Another plus for participating whole life: the interest rate of the dividend scale represents a point in time return on the assets in the participating account, Roll says. “The DSIR will vary upward and downward over time and will differ in any year across companies based on differing investment strategies. The DSIR is not what your policy will earn or is earning,” she says. 

Policy illustrations use this one-year return and project it for the duration of the policy, she underlines. “That isn’t an accurate reflection of what your policy will earn, it is intended, along with the reduced example, to show how your policy works under differing assumptions. I think it has become too easy to focus on that one number and use that to compare products,” Roll says.

Sales are bolstered by clients who buy a permanent product primarily to cover an insurance need, Beaumier points out. “We are not seeing a very marked drop in volume in our career network because it does not target an affluent clientele exclusively. It is clear that for large insurance demands, for example for an annual premium of $30,000, we are seeing a decrease,” he says.

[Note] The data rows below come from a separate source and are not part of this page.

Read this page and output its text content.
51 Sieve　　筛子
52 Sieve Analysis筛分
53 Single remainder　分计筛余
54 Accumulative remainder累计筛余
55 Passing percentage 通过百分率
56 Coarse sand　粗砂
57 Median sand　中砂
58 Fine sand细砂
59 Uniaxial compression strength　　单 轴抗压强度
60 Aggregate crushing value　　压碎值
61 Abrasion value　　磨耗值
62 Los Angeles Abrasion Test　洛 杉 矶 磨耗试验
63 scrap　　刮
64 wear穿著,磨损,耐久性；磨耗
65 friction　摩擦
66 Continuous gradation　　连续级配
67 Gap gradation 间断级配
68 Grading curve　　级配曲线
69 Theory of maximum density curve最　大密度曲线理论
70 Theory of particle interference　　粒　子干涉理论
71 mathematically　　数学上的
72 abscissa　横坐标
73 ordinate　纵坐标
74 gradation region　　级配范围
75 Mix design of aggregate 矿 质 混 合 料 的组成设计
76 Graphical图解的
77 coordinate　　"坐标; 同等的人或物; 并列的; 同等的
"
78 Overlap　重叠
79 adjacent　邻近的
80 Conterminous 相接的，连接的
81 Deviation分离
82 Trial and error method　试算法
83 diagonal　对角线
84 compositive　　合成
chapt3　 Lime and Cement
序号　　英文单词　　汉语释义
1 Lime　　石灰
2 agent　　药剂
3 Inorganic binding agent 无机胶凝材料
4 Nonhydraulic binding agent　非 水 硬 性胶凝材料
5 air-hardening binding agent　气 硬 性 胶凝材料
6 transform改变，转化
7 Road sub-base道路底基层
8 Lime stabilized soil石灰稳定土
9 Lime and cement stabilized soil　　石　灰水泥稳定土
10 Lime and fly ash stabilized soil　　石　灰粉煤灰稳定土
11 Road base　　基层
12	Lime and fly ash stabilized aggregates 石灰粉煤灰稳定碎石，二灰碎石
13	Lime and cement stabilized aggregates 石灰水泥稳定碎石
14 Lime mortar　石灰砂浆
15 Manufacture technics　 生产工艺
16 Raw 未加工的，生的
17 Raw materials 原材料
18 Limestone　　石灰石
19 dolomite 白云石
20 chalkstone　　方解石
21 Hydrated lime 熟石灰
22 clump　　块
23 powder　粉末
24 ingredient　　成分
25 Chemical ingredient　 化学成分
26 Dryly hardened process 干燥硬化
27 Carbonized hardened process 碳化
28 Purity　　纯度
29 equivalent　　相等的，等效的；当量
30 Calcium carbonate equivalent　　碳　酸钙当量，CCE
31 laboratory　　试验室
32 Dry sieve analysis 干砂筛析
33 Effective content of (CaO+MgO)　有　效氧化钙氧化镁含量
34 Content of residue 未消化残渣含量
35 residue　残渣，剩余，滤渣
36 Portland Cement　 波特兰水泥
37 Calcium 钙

“We must continue to sell new permanent products, but focus our efforts more on our clients’ insurance coverage needs. If we get back to the basics, our permanent insurance sales will continue to be supported as they were before 2016,” he adds.

Leclerc of iA Financial Group says that the new tax rules will have a minor impact for most clients in Canada.

It all depends on where the advisor works. “Much of the market is made up of clients who do not invest additional money in life insurance. They pay the minimum premium,” he says.